A lot has piled up here about working without conventional jobs. Let’s see what it is.
Oldest is “Biden Proposal Could Lead to Employee Status for
Gig Workers” (Noam Scheiber, The New York Times, October 11th). That wouldn’t be wide open, but rather
“lowers the bar for that employee classification,” by incorporating “how much
control workers have over how they do their jobs and how much opportunity they
have to increase their earnings by doing things like offering new
services.” The piece, though, is more
about how current laws are often disobeyed by companies preferring workers to
be contractors. Consistently correct
categorization would do more for those with gigs than changing it. As for Megan Henney’s October 12th
Fox Business response that “Biden’s proposed gig worker rule could deal
a major blow to small businesses,” the end of slavery did that as well.
Also on the 11th, The New York Times told
us to “Meet the App That Helps Gig Workers Know How Much They Really Make”
(Erin Griffith). It’s Para. Not a cost-accounting product, but one that
gets into company databases and reveals how much workers will be paid, often
including tip amounts, so they can accept or refuse giving rides or delivering
restaurant orders. The product delighted
neither Uber nor DoorDash, who both sent Para “cease-and-desist letters.” Para provides information important enough
for one driver to report that “a no-tip order from Red Lobster could mean less
than $3 for 30 minutes of work during a peak time.” Overall, if companies freely provided this
information, there would be no need for anyone to get it any other way.
From the front ridesharing lines came “What Shocked Me Most
When I Became a Lyft Driver for a Week” (Timothy B. Lee, Slate.com,
December 22nd). The reporter found
great variation in his portion of what Lyft charged, from “less than 30
percent” to “more than 80 percent,” and over the week collected 52%. Interesting, since the rate Yellow Cab of
Milwaukee paid when I worked there in 1976, for those preferring a percentage
of fares, was 55% – with the company providing the taxi. As Lee put it, “it seems that the smartphone
revolution didn’t make taxi dispatching cheaper and more efficient. It made it way more expensive.” So, perhaps, could someone create a cheaper
rideshare model?
Three articles on the other large de facto cab company
appeared in the New York Times over five weeks. “Uber Drivers Say They Are Struggling: ‘This
Is Not Sustainable’” (Winnie Hu and Ana Ley, January 12th). That’s no wonder, if they need to pay for
their cars out of 52% of fair market fares.
Yet they have learned something – one interviewee said he was leaving to
drive a truck. Also, little shock that
“Uber Reports Record Revenue as It Defies the Economic Downturn” (Kellen
Browning, February 8th). It
was $8.6 billion from October to December 2022, of which $595 million was
profit. Yet “Financial Woes Thrust Lyft,
Long in Uber’s Shadow, Into the Spotlight” (also Kellen Browning, February 15th). On their “record revenue of $1.2 billion in
its most recent quarter,” they lost $588 million. Strange.

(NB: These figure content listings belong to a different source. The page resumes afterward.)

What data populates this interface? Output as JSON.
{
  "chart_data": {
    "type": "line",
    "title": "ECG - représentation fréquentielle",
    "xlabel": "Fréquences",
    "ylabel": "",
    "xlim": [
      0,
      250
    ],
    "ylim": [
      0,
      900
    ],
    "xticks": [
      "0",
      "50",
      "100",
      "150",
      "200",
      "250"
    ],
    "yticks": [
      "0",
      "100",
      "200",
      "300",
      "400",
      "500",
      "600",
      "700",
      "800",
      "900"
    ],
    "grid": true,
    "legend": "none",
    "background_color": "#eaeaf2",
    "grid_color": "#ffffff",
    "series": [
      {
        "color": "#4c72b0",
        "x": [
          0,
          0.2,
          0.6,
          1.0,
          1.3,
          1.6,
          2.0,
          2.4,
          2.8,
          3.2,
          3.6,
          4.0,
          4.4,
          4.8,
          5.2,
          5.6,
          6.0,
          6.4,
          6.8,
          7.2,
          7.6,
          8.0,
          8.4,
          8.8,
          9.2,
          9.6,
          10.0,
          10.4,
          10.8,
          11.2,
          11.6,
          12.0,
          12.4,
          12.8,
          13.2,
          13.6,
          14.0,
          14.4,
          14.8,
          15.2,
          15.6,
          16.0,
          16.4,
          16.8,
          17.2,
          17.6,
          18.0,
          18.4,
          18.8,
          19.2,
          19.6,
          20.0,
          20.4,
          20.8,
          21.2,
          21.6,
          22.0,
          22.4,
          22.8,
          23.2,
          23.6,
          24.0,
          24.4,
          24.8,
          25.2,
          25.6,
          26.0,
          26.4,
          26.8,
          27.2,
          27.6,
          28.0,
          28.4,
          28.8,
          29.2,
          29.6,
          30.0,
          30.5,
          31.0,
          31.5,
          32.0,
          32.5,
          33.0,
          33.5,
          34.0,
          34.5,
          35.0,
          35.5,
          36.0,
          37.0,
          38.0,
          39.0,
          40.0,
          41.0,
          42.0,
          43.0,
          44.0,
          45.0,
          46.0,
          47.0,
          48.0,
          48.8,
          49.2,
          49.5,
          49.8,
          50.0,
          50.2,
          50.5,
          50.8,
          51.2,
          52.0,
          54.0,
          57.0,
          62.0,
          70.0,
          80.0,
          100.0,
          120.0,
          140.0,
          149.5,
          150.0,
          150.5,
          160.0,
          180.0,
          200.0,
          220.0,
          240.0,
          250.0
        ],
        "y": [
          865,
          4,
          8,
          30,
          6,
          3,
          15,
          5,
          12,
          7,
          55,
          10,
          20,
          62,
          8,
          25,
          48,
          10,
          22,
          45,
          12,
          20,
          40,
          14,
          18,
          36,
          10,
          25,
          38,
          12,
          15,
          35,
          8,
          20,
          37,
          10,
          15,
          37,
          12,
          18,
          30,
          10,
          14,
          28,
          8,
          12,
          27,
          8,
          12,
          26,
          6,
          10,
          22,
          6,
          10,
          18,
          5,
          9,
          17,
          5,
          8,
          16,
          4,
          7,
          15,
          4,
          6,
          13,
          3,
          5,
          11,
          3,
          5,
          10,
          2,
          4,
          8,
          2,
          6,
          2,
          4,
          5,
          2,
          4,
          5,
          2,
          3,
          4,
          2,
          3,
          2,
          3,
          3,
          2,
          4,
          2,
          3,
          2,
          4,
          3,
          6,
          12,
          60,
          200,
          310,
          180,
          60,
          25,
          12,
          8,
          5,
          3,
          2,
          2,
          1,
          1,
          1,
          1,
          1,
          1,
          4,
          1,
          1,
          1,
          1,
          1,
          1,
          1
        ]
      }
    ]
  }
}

Moving almost six months later, we heard that “Minneapolis
Uber, Lyft drivers want minimum wage, companies say it could be worse for
riders” (Mills Hayes, Fox Business, August 2nd). I could not have imagined that as a cabdriver,
when, over full-length days, I netted over double the $1.80 per hour I got
elsewhere the next year. And yes, Uber
and Lyft opposed that, perhaps because it illuminated how little many earn
after expenses.
Last, could it be that emphasis on gigs is causing “The
death of hobbies” (Eve Upton-Clark, Insider, July 31st)? Not really.
Since my early teens, I have consistently sought out ways of earning
money from what I enjoy, and have done that, with different things, most of my
life. That does lead to wanting a true
avocation when others become vocations. Yes,
as the author says, going for profit can cut down other activities in that
area, as, for example, reselling collectibles cuts compatibility with keeping
them for yourself, but people can always adjust what they do. A great deal of the fun remains – and the
advantage of earning money instead of spending it can, over decades, be
remarkable. So, find the right choices
for you and go right ahead – you’ll probably like it.